La storia del gender X a New York puzza di già sentito. E non è un bene
A furia di notizie simili, ogni volta salutate come svolte decisive, lo spazio che l'informazione dedica all'argomento si rimpicciolisce sempre più
Ho notato una cosa; anzi, esageriamo, due. Il consiglio comunale di New York ha approvato la possibilità d'indicare con una X il proprio genere sui documenti qualora non ci si riconosca in alcuno, e lo stesso potranno fare i genitori qualora non ne riconoscano nel proprio neonato, anche senza consulto medico. Appresa la notizia, mi sono domandato: ma non l'avevo già letta da qualche altra parte? Non era già stato stabilito qualcosa di simile in Inghilterra? O era a Malta? O in Inghilterra e a Malta, oltre che da qualche parte in Asia? E in Australia non hanno fatto niente? Boh. Si è creato un riverbero saturato per cui ogni progresso nell'identità di genere puzza di già sentito.
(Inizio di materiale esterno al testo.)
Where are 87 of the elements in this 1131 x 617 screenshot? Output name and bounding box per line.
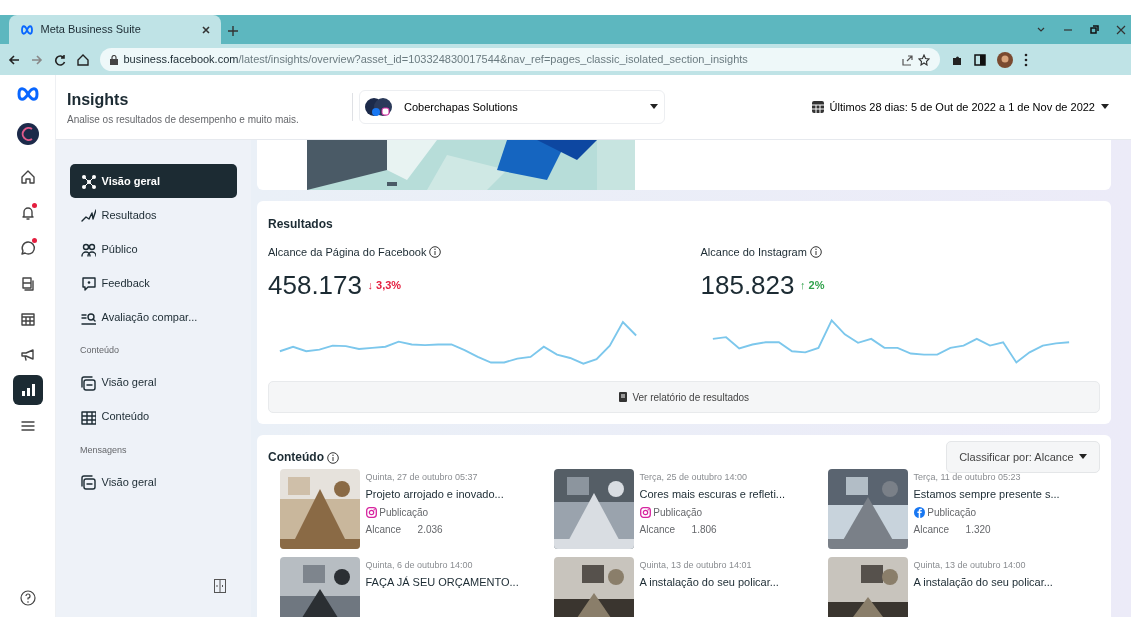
change-percentage: ↑ 2% (800, 278, 825, 293)
metric-value: 458.173 (268, 268, 362, 302)
home-icon (18, 168, 37, 186)
home-icon (77, 53, 89, 66)
change-percentage: ↓ 3,3% (367, 278, 402, 293)
trend-line-icon (80, 207, 96, 223)
info-icon (429, 246, 442, 258)
metric-value: 185.823 (700, 268, 795, 302)
share-icon (900, 53, 913, 66)
post-type: Publicação (379, 505, 429, 520)
sidebar-item[interactable]: Feedback (70, 266, 237, 300)
post-type: Publicação (927, 505, 977, 520)
caret-icon (1079, 453, 1087, 460)
chat-bubble-icon (18, 239, 37, 257)
sidebar-item[interactable]: Avaliação compar... (70, 300, 237, 334)
post-date: Terça, 11 de outubro 05:23 (913, 470, 1022, 484)
reach-value: 1.320 (965, 522, 991, 537)
media-icon (80, 374, 96, 391)
account-selector[interactable]: Coberchapas Solutions (358, 90, 665, 124)
media-icon (80, 474, 96, 490)
metric-label: Alcance (365, 522, 402, 537)
sort-dropdown[interactable]: Classificar por: Alcance (946, 440, 1100, 473)
browser-tab[interactable]: Meta Business Suite (9, 15, 221, 44)
post-caption[interactable]: Estamos sempre presente s... (913, 486, 1060, 503)
new-tab-icon (226, 24, 239, 37)
forward-arrow-icon (31, 53, 43, 66)
star-icon (918, 53, 930, 66)
people-icon (80, 241, 96, 257)
reach-value: 1.806 (691, 522, 717, 537)
post-date: Quinta, 6 de outubro 14:00 (365, 558, 474, 572)
tab-title: Meta Business Suite (40, 22, 142, 38)
sidebar-item[interactable]: Resultados (70, 198, 237, 232)
metric-label: Alcance da Página do Facebook (268, 244, 427, 260)
sidebar-item[interactable]: Público (70, 232, 237, 266)
profile-avatar-icon (997, 51, 1013, 68)
post-caption[interactable]: Cores mais escuras e refleti... (639, 486, 785, 503)
account-avatar-icon (16, 123, 39, 145)
date-range-selector[interactable]: Últimos 28 dias: 5 de Out de 2022 a 1 de Nov de 2022 (806, 97, 1115, 117)
post-type: Publicação (653, 505, 703, 520)
page-title: Insights (67, 89, 130, 110)
metric-label: Alcance (913, 522, 950, 537)
close-icon (201, 24, 211, 35)
restore-icon (1089, 24, 1099, 35)
info-icon (809, 246, 822, 258)
sidebar-item[interactable]: Visão geral (70, 365, 237, 400)
sidebar-item[interactable]: Visão geral (70, 164, 237, 198)
sidebar-item[interactable]: Conteúdo (70, 399, 237, 434)
card-title: Conteúdo (268, 448, 324, 466)
metric-label: Alcance (639, 522, 676, 537)
report-icon (618, 392, 627, 403)
caret-icon (1100, 104, 1109, 110)
post-caption[interactable]: A instalação do seu policar... (639, 574, 779, 591)
reload-icon (54, 53, 66, 66)
back-arrow-icon (8, 53, 20, 66)
post-caption[interactable]: Projeto arrojado e inovado... (365, 486, 504, 503)
url-text: business.facebook.com/latest/insights/overview?asset_id=103324830017544&nav_ref=pages_classic_isolated_section_insights (123, 52, 749, 68)
metric-label: Alcance do Instagram (700, 244, 807, 260)
collapse-panel-icon (214, 578, 226, 593)
sidebar-item[interactable]: Visão geral (70, 465, 237, 499)
close-icon (1115, 24, 1126, 35)
info-icon (326, 451, 339, 464)
post-date: Quinta, 27 de outubro 05:37 (365, 470, 479, 484)
view-report-button[interactable]: Ver relatório de resultados (268, 381, 1100, 414)
bar-chart-nav-button[interactable] (12, 375, 43, 405)
section-heading: Conteúdo (79, 344, 121, 357)
lock-icon (110, 54, 118, 65)
network-icon (80, 173, 96, 189)
address-bar[interactable]: business.facebook.com/latest/insights/overview?asset_id=103324830017544&nav_ref=pages_classic_isolated_section_insights (100, 48, 940, 71)
post-date: Quinta, 13 de outubro 14:01 (639, 558, 753, 572)
help-icon (19, 590, 36, 606)
calendar-icon (18, 310, 37, 328)
post-caption[interactable]: A instalação do seu policar... (913, 574, 1053, 591)
table-icon (80, 408, 96, 425)
more-options-icon (1024, 52, 1028, 67)
post-date: Terça, 25 de outubro 14:00 (639, 470, 749, 484)
calendar-icon (812, 101, 825, 113)
card-title: Resultados (268, 215, 334, 233)
side-panel-icon (974, 53, 986, 66)
post-caption[interactable]: FAÇA JÁ SEU ORÇAMENTO... (365, 574, 519, 591)
account-avatars-icon (365, 97, 393, 117)
meta-logo-icon (19, 24, 35, 35)
feedback-bubble-icon (80, 275, 96, 291)
post-date: Quinta, 13 de outubro 14:00 (913, 558, 1027, 572)
caret-icon (650, 104, 658, 110)
reach-value: 2.036 (417, 522, 443, 537)
page-subtitle: Analise os resultados de desempenho e muito mais. (67, 112, 300, 127)
section-heading: Mensagens (79, 443, 128, 457)
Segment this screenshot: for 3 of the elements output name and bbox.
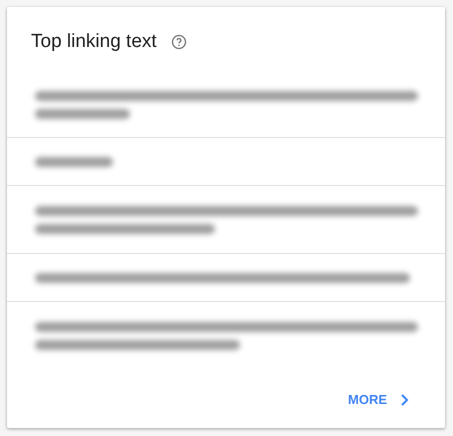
card-title: Top linking text <box>31 30 157 54</box>
help-icon[interactable] <box>170 34 187 50</box>
more-button[interactable]: MORE <box>340 386 419 414</box>
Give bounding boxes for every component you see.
E non è un bene perché – seconda cosa che ho notato – per quanto questa notizia ripetuta infinite volte nelle proprie varianti venga a scadenze regolari salutata come svolta decisiva, a furia di svolte lo spazio che l'informazione dedica all'argomento si rimpicciolisce sempre più, poiché il pubblico brama novità e degna questi rivolgimenti di uno sguardo appena. Credo si sia trattato di un errore di strategia. La strada per la normalità passa anche dalla noia, certo, ma la scelta di affrontare la questione dell'identità di genere a colpi di provvedimenti eclatanti, allo scopo di ottenere visibilità, ha sortito l'effetto opposto: titoli sempre più striminziti e una diffusa sordità in un'opinione pubblica che, dapprima attratta da novità che sperava morbose, ora sbuffa e passa ad altro. Resta negletto in tutto ciò il problema fondamentale, e questo è il vero guaio: il rispetto dovuto a ogni persona nella sua incomprensibile complessità non riducibile a una formula burocratica o a una X. Perfino quando lo dice il Papa, che un tempo scatenava paginate osannanti benché ingenue, ora per tutta risposta riceve un trafiletto.